Gaussianmixture

class geoanalytics.clustering.Gaussianmixture.Gaussianmixture(dataframe)[source]

Bases: object

About this algorithm

Description:

Gaussian Mixture Model (GMM) is a probabilistic clustering algorithm that clusters feature-rich data by modeling it as a mixture of Gaussians, with runtime and memory tracking and exportable label results.

Parameters:
  • Dataset (pandas DataFrame) must be provided during object initialization.

  • No other parameters are required during instantiation.

Attributes:
  • df (pd.DataFrame) – The input data with ‘x’, ‘y’ coordinates and features.

  • labelsDF (pd.DataFrame) – DataFrame containing ‘x’, ‘y’, and assigned cluster labels.

  • model (GaussianMixture) – The trained scikit-learn GaussianMixture model instance for reuse or further analysis.

Execution methods

Calling from a Python program

import pandas as pd

from geoanalytics.clustering import Gaussianmixture

df = pd.read_csv("input.csv")

gm = Gaussianmixture(df)

output = gm.clustering(n_components=3)

labels_df = output[0]

weights = output[1]

centers = output[2]

gm.save('GaussianMixtureLabels.csv')

Credits

This implementation was created by Raashika and revised by M.Charan Teja under the guidance of Professor Rage Uday Kiran.

getMemoryRSS()[source]

Prints the memory usage (RSS) of the process in kilobytes.

getMemoryUSS()[source]

Prints the memory usage (USS) of the process in kilobytes.

getRuntime()[source]

Prints the total runtime of the clustering algorithm.

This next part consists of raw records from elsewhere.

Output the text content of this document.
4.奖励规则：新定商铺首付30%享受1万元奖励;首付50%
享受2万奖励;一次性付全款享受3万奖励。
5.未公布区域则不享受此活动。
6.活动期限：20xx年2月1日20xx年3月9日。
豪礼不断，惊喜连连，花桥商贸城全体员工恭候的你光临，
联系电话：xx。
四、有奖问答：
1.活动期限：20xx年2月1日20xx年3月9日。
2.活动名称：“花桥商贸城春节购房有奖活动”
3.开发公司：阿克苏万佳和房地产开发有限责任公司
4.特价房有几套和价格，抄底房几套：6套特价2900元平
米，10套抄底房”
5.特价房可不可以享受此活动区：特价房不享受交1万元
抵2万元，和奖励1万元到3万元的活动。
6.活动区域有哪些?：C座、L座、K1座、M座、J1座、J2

run(n_components=4, max_iters=100, covariance_type='full', init_params='kmeans', random_state=0)[source]

Performs Gaussian Mixture Model clustering on the feature columns.

Parameters:
  • n_components – Number of Gaussian components (clusters) to use.

  • max_iters – Maximum number of iterations allowed during EM algorithm.

  • covariance_type – Type of covariance parameters (‘full’, ‘tied’, ‘diag’, ‘spherical’).

  • init_params – Initialization method (‘kmeans’ or ‘random’).

  • random_state – Random seed to ensure reproducibility.

Returns:

Tuple of (DataFrame with labels, array of component weights, array of component means).

save(outputFileLabels='GaussianMixtureLabels.csv', outputFileWeights='GaussianMixtureWeights.csv', outputFileMeans='GaussianMixtureMeans.csv')[source]

Saves labels, weights, and means to separate CSV files.